可眼下看着这个风烛残年的老汉,用那种像溺水者抓浮木一样的绝望眼神看着自己时,他感觉自己的喉咙像是被什么东西给堵住了。
 
在这一瞬间,这位经验丰富的中年医生,做出了一个完全不符合医疗规范、却充满人情味的举动。他缓缓地弯下腰去,伸出自己温热的大手,死死地包裹住老人那只冰凉如铁、布满黑褐色老年斑的左手。

接着,张医生把嘴凑到老人的耳边,放慢了语速,用极其温柔且坚定的声音低声说道:“爸,您别瞅了,我在呢,儿子总算赶回来了。

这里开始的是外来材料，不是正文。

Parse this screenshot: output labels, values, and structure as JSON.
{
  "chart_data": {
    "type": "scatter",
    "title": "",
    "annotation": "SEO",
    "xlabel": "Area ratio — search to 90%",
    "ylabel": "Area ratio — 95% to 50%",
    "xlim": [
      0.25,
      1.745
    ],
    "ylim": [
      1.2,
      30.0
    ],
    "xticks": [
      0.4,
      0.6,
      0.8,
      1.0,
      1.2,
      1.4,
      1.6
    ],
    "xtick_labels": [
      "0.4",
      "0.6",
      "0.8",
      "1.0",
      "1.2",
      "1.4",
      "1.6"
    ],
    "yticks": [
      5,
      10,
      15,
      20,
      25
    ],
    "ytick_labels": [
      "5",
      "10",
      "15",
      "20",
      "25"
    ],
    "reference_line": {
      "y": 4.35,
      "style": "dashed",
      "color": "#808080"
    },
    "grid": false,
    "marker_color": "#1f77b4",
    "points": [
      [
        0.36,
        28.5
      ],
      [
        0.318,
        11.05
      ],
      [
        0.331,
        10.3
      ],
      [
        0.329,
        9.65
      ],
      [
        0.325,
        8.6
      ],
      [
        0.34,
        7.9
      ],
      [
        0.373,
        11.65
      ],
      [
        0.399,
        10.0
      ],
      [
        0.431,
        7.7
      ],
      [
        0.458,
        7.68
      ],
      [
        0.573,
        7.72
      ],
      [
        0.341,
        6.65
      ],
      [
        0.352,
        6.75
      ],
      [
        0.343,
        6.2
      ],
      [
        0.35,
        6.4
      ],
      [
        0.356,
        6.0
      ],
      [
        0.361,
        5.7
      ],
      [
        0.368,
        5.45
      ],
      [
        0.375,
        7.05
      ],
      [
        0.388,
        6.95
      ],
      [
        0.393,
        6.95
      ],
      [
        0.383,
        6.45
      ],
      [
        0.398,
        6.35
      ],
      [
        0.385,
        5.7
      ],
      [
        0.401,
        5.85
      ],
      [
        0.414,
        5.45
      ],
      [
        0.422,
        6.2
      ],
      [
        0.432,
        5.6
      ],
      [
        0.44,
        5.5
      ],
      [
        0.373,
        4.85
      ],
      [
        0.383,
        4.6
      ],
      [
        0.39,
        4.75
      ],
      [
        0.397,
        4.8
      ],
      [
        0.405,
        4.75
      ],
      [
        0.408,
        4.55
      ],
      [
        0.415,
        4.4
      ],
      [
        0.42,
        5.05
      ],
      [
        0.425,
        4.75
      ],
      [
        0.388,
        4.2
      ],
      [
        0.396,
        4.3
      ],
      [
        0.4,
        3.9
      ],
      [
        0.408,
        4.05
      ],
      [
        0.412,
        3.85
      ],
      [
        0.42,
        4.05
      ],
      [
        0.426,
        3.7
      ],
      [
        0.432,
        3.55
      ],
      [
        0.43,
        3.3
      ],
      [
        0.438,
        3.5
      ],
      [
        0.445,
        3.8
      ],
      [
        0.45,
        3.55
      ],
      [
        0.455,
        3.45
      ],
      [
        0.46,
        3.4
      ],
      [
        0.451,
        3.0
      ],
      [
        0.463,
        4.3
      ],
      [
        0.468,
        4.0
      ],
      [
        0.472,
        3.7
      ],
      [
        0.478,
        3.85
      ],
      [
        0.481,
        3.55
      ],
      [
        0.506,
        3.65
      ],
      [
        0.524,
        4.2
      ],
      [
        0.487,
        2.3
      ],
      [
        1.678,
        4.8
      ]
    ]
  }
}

”

话音刚落,他便伸出另一只胳膊,小心翼翼地抄过老人的脖颈和腋下,把这个快要油尽灯枯的老汉从病床上整个抱进了自己的怀里。
 
把人抱起来的那一刻,张医生的眼眶一下子红了,这老人实在是轻得有些吓人。眼前这个干瘪的小老头,年轻时也是家里的顶梁柱,用肩膀扛起了生儿育女的半条命,可到了生命的尽头,抱在怀里却轻飘飘得像是一捆风干了的干柴。
 
然而,就在张医生把老人搂进怀里、说出那句谎言之后,令人震惊的奇迹发生了。

老人原本已经彻底散开、没有焦距的眼神,在这一刻竟然奇迹般地聚拢了一下,死死地定格在张医生那张穿着白大褂的脸上。老人的嘴角甚至有些受控制地往两边扯了扯,他的右手手指也有了力气,死死地攥住了张医生胸前白大褂的一角。
 
这个微弱的动作大概维持了短短十五秒钟的时间。
 
紧接着,床头监护仪上的血氧和心率曲线彻底变成了一条毫无波澜的直线,躺在张医生怀里的老汉,此时却已经缓缓地闭上了双眼。
 
张医生就这么一直保持着弓着腰、搂抱老人的姿势,在床边站了很久很久,直到护士推着抢救车冲进来才缓缓松开手。